Can we imagine, today, a society in which a grown woman is so afraid of her father, so dependent on him for financial support and a roof over her head, so fraught with the impossibility of survival as an unmarried woman with a child, that she is forced into a decision as perverted as this? No, we can’t – and for that we should be thankful. Fortunately, girls are no longer forced by their parents to hide their pregnancy and dump the baby with strangers. Grandparents are now as thrilled with their “illegitimate” grandchildren as if they had been born in marriage, which is the way it should be.

Mrs Formosa also told how another unmarried woman, older this time, hid her pregnancy and gave up her baby because she lived with her bachelor brother and was afraid of his reaction. Maybe the child was the bachelor brother’s – who knows? Very often, the more moral a society is on the surface, the more sordid it is beneath.

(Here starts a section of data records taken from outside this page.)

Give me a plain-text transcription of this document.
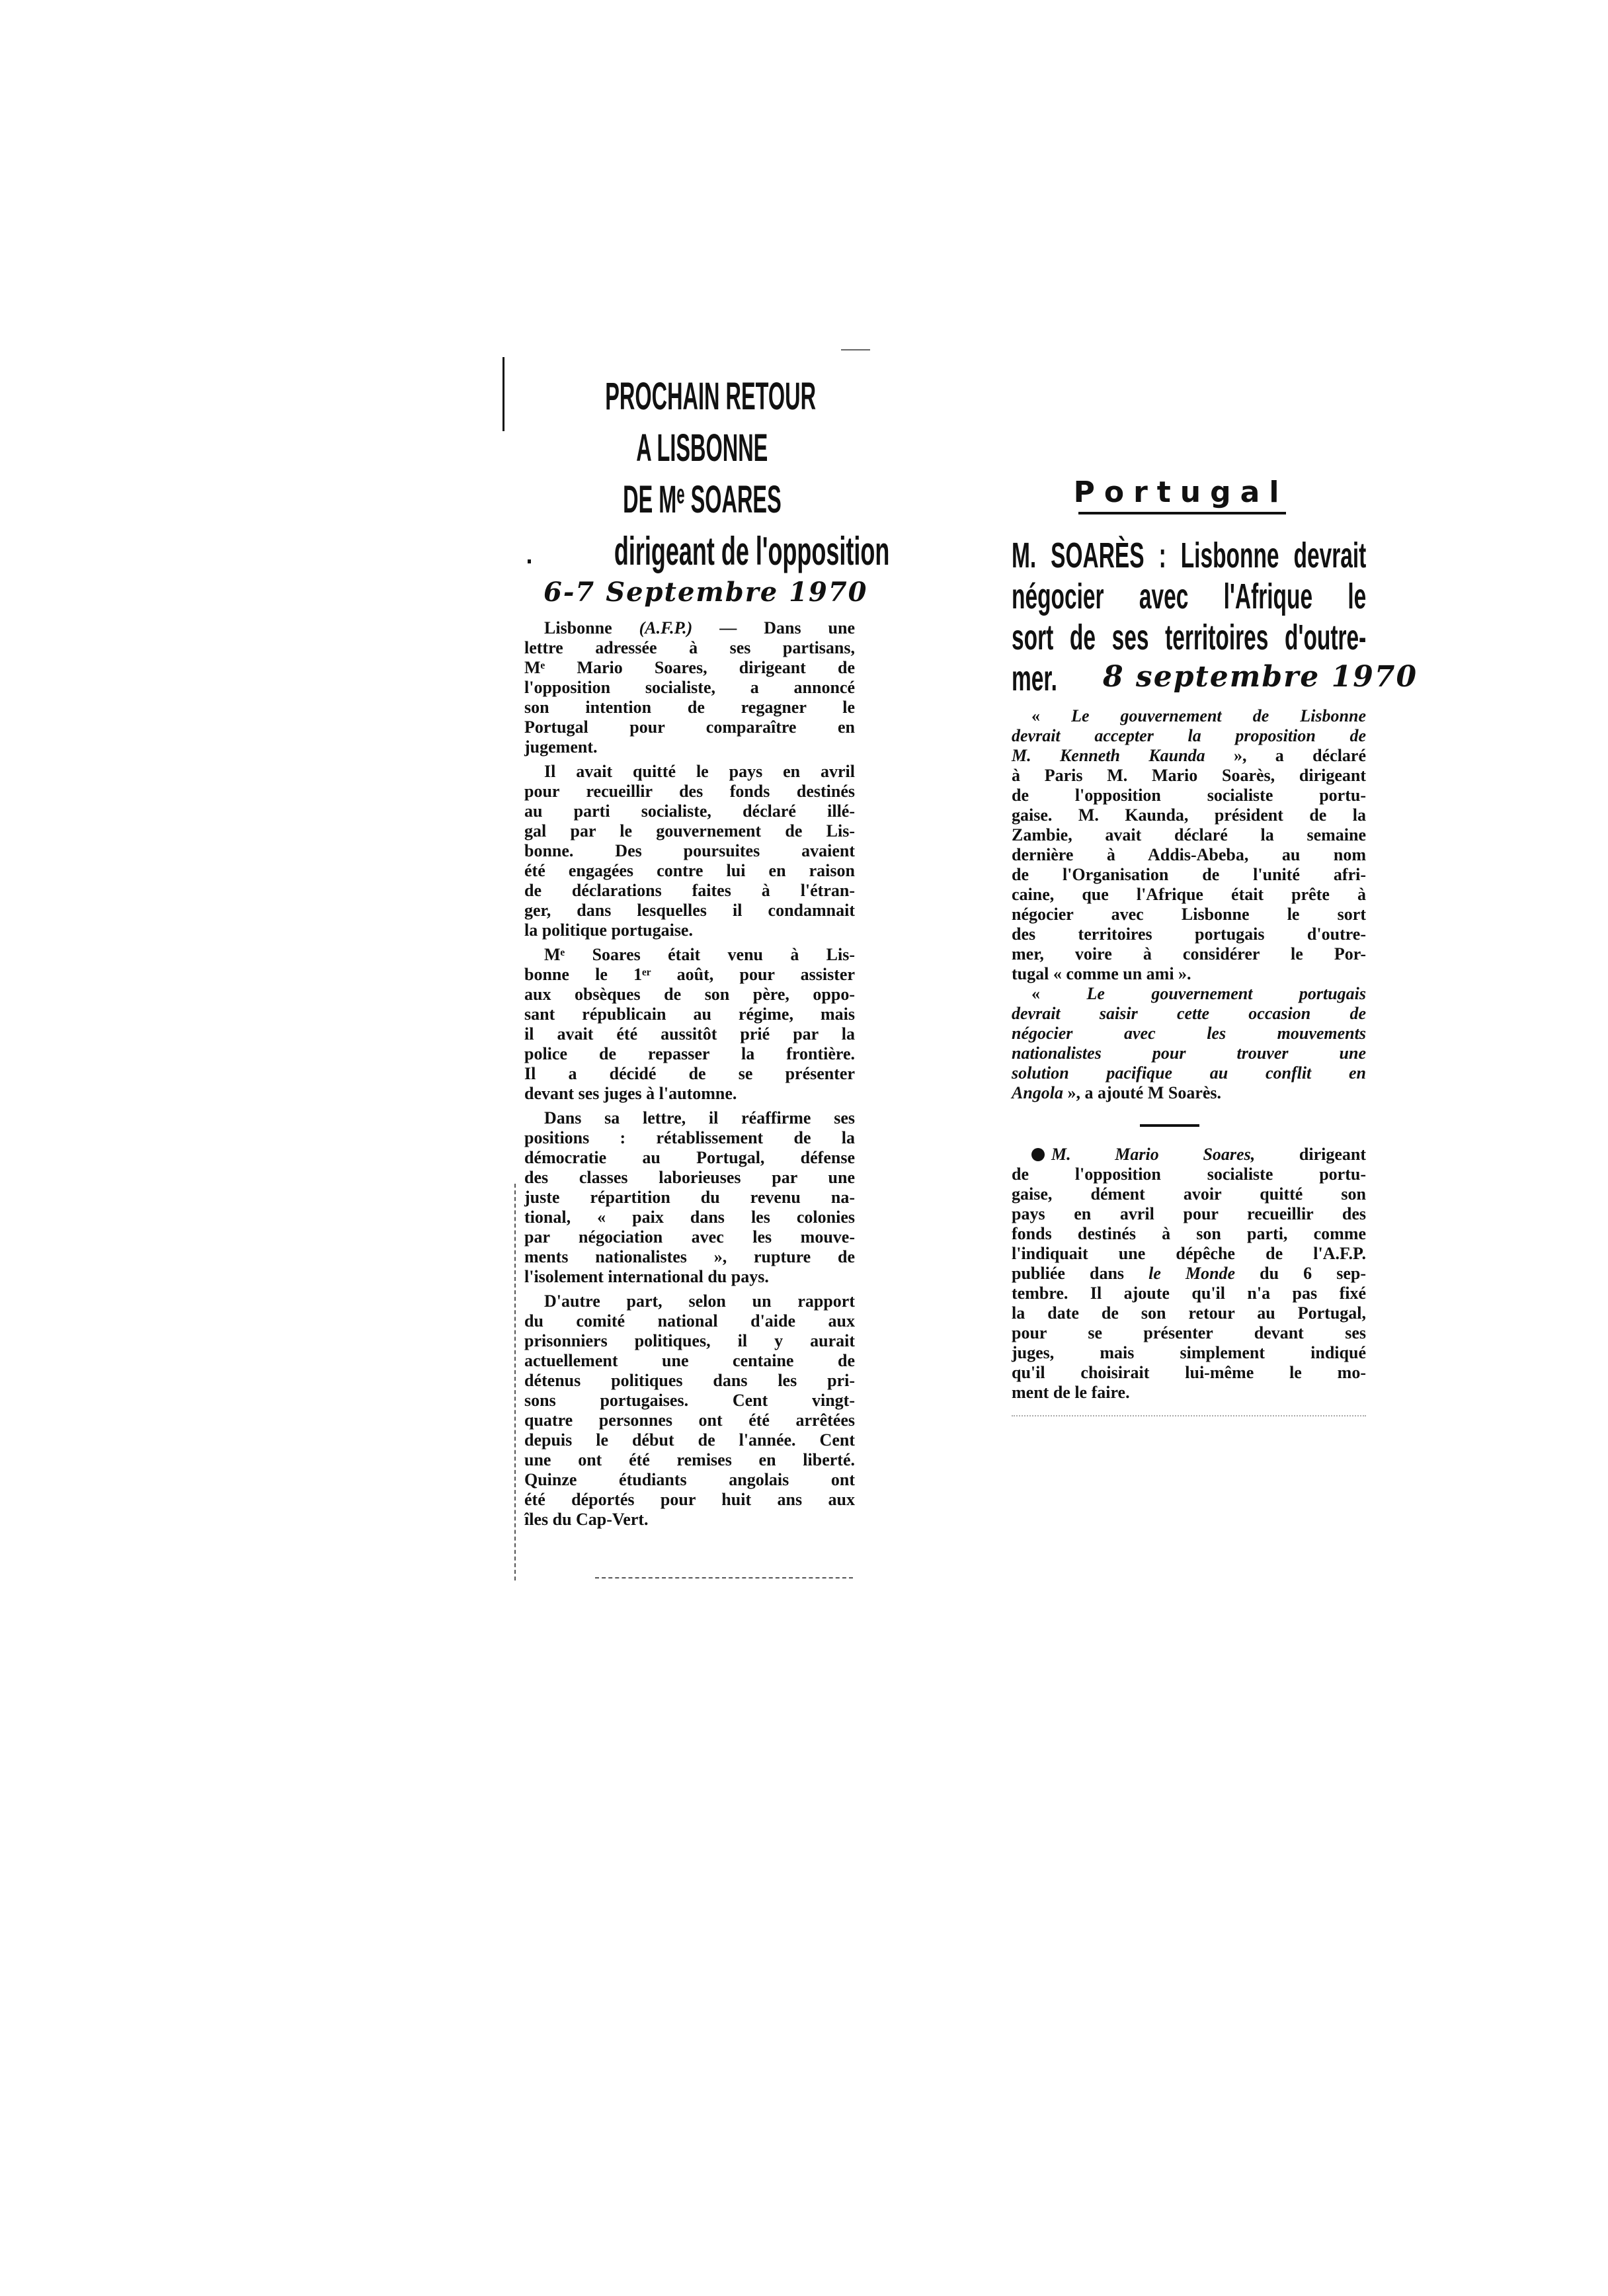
PROCHAIN RETOUR
A LISBONNE
DE Mᵉ SOARES
dirigeant de l'opposition
6-7 Septembre 1970
Lisbonne (A.F.P.) — Dans une
lettre adressée à ses partisans,
Mᵉ Mario Soares, dirigeant de
l'opposition socialiste, a annoncé
son intention de regagner le
Portugal pour comparaître en
jugement.
Il avait quitté le pays en avril
pour recueillir des fonds destinés
au parti socialiste, déclaré illé-
gal par le gouvernement de Lis-
bonne. Des poursuites avaient
été engagées contre lui en raison
de déclarations faites à l'étran-
ger, dans lesquelles il condamnait
la politique portugaise.
Mᵉ Soares était venu à Lis-
bonne le 1ᵉʳ août, pour assister
aux obsèques de son père, oppo-
sant républicain au régime, mais
il avait été aussitôt prié par la
police de repasser la frontière.
Il a décidé de se présenter
devant ses juges à l'automne.
Dans sa lettre, il réaffirme ses
positions : rétablissement de la
démocratie au Portugal, défense
des classes laborieuses par une
juste répartition du revenu na-
tional, « paix dans les colonies
par négociation avec les mouve-
ments nationalistes », rupture de
l'isolement international du pays.
D'autre part, selon un rapport
du comité national d'aide aux
prisonniers politiques, il y aurait
actuellement une centaine de
détenus politiques dans les pri-
sons portugaises. Cent vingt-
quatre personnes ont été arrêtées
depuis le début de l'année. Cent
une ont été remises en liberté.
Quinze étudiants angolais ont
été déportés pour huit ans aux
îles du Cap-Vert.
Portugal
M. SOARÈS : Lisbonne devrait
négocier avec l'Afrique le
sort de ses territoires d'outre-
mer.	8 septembre 1970
« Le gouvernement de Lisbonne
devrait accepter la proposition de
M. Kenneth Kaunda », a déclaré
à Paris M. Mario Soarès, dirigeant
de l'opposition socialiste portu-
gaise. M. Kaunda, président de la
Zambie, avait déclaré la semaine
dernière à Addis-Abeba, au nom
de l'Organisation de l'unité afri-
caine, que l'Afrique était prête à
négocier avec Lisbonne le sort
des territoires portugais d'outre-
mer, voire à considérer le Por-
tugal « comme un ami ».
« Le gouvernement portugais
devrait saisir cette occasion de
négocier avec les mouvements
nationalistes pour trouver une
solution pacifique au conflit en
Angola », a ajouté M Soarès.
M. Mario Soares, dirigeant
de l'opposition socialiste portu-
gaise, dément avoir quitté son
pays en avril pour recueillir des
fonds destinés à son parti, comme
l'indiquait une dépêche de l'A.F.P.
publiée dans le Monde du 6 sep-
tembre. Il ajoute qu'il n'a pas fixé
la date de son retour au Portugal,
pour se présenter devant ses
juges, mais simplement indiqué
qu'il choisirait lui-même le mo-
ment de le faire.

Anyway, this was yet another child deprived of his mother for no reason except fear of male relatives and social opprobrium, and forced to grow up in an institute. There is a more positive note to this sad mess, though; because he was never adopted he was allowed access to information on who his mother was. He found her and got to know her, but at that stage, you can never be more than friends with your child, if you have missed out the crucial period between birth and adulthood. Wasted lives and spoiled happiness – and for what? For nothing at all, except what others might think, and to preserve the notion of a “moral” society to which deluded misfits like Philip Beattie and Martin DeGiorgio wish to return us.